Il perce des tranchées à l’écart des habitations; ignoré du pied des passants, il est suspendu et ballotté loin des hommes.
5 Uit de aarde komt het brood voort, en onder zich wordt zij veranderd, alsof zij vuur ware.
La terre d’où sort le pain, ses entrailles sont bouleversées comme par le feu.
6 Haar stenen zijn de plaats van den saffier, en zij heeft stofjes van goud.
Ses pierres sont des nids de saphirs, et là s’offre au regard la poudre d’or.
7 De roofvogel heeft het pad niet gekend, en het oog der kraai heeft het niet gezien.
On y arrive par un chemin que l’oiseau de proie ne connaît pas, que l’œil du vautour ne distingue point.
8 De jonge hoogmoedige dieren hebben het niet betreden, de felle leeuw is daarover niet heengegaan.
Les fauves altiers ne l’ont pas foulé, le lion ne l’a pas franchi.
9 Hij legt zijn hand aan de keiachtige rots, hij keert de bergen van den wortel om.
Le mineur porte la main sur le granit, et il remue les montagnes jusqu’à leur racine.
10 In de rotsstenen houwt hij stromen uit, en zijn oog ziet al het kostelijke.
Il perce des galeries à travers les roches, et son œil contemple les plus rares richesses.
11 Hij bindt de rivier toe, dat niet een traan uitkomt, en het verborgene brengt hij uit in het licht.
Il aveugle les voies d’eau pour empêcher Ies infiltrations et amène au jour ce qui était caché.
12 Maar de wijsheid, van waar zal zij gevonden worden? En waar is de plaats des verstands?
Mais la Sagesse, où la trouver? Où est le siège de la Raison?
13 De mens weet haar waarde niet, en zij wordt niet gevonden in het land der levenden.
Le mortel n’en connaît pas le prix, elle est introuvable au pays des vivants.
14 De afgrond zegt: Zij is in mij niet; en de zee zegt: Zij is niet bij mij.
L’Abîme dit: "Elle n’est pas dans mon sein!" Et la mer dit: "Elle n’est pas chez moi!"
15 Het gesloten goud kan voor haar niet gegeven worden, en met zilver kan haar prijs niet worden opgewogen.
On ne peut l’acquérir pour de l’or de choix, on ne l’achète pas au poids de l’argent.

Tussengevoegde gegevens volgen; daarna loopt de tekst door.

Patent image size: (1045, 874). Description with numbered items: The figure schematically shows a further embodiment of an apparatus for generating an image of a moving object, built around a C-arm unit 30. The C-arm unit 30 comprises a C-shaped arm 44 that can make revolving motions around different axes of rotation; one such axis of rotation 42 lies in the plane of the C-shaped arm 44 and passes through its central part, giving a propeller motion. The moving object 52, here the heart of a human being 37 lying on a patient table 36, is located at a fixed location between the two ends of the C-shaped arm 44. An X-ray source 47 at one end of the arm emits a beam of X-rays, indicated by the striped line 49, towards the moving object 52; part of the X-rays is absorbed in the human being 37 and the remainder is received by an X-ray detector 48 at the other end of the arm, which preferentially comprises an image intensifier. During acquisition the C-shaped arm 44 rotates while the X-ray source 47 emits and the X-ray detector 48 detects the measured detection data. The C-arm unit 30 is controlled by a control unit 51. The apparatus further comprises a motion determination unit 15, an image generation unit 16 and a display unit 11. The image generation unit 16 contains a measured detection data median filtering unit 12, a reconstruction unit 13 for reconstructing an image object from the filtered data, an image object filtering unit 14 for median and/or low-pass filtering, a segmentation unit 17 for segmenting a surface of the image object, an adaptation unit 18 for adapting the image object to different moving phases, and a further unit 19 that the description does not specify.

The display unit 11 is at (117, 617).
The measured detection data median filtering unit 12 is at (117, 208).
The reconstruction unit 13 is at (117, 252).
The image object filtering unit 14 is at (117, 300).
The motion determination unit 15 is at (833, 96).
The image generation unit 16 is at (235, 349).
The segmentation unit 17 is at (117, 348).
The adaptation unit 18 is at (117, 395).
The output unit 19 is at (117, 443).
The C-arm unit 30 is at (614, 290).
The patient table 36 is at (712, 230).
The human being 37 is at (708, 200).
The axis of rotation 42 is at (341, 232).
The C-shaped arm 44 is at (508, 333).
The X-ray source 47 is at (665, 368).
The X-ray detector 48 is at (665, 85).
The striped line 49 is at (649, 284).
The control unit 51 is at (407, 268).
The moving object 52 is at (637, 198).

16 Zij kan niet geschat worden tegen fijn goud van Ofir, tegen den kostelijken Schoham, en den Saffier.
L’Or d’Ophir ne correspond pas à sa valeur, ni l’onyx précieux, ni le saphir.
17 Men kan het goud of het kristal haar niet gelijk waarderen; ook is zij niet te verwisselen voor een kleinood van dicht goud.
Ni or ni verre ne peuvent rivaliser avec elle; aucun vase d’or fin ne paie son prix.
18 De Ramoth en Gabisch zal niet gedacht worden; want de trek der wijsheid is meerder dan der Robijnen.
Ni corail ni cristal n’entrent en compte; la possession de la sagesse vaut mieux que les perles.
19 Men kan de Topaas van Morenland haar niet gelijk waarderen; en bij het fijn louter goud kan zij niet geschat worden.
La topaze d’Ethiopie ne l’égale point; on ne peut la mettre en balance avec l’or pur.
20 Die wijsheid dan, van waar komt zij, en waar is de plaats des verstands?
Oui, la Sagesse d’où vient-elle? Où est le siège de la Raison?
21 Want zij is verholen voor de ogen aller levenden, en voor het gevogelte des hemels is zij verborgen.
Elle se dérobe aux yeux de tout vivant, elle est inconnue à l’oiseau du ciel.
22 Het verderf en de dood zeggen: Haar gerucht hebben wij met onze oren gehoord.
L’Abîme et la mort disent: "De nos oreilles nous avons entendu parler d’elle."
23 God verstaat haar weg, en Hij weet haar plaats.
C’Est Dieu qui en sait le chemin, c’est lui qui en connaît le siège.
24 Want Hij schouwt tot aan de einden der aarde, Hij ziet onder al de hemelen.
Car ses regards portent jusqu’aux confins de la terre; tout ce qui est sous les cieux, il le voit.
25 Als Hij den wind het gewicht maakte, en de wateren opwoog in mate;
Lorsqu’il donna au vent son équilibre et détermina la mesure des eaux,
26 Als Hij den regen een gezette orde maakte, en een weg voor het weerlicht der donderen;
lorsqu’il traça sa loi à la pluie et sa voie à l’éclair sonore,
27 Toen zag Hij haar, en vertelde ze; Hij schikte ze, en ook doorzocht Hij ze.
c’est alors qu’il l’a vue et appréciée à sa valeur, c’est alors qu’il en a marqué la place et pénétré le fond,
28 Maar tot den mens heeft Hij gezegd: Zie, de vreze des HEEREN is de wijsheid, en van het kwade te wijken is het verstand.
et il a dit à l’homme: "Ah! La crainte du Seigneur, voilà la Sagesse; éviter le mal, voilà la Raison."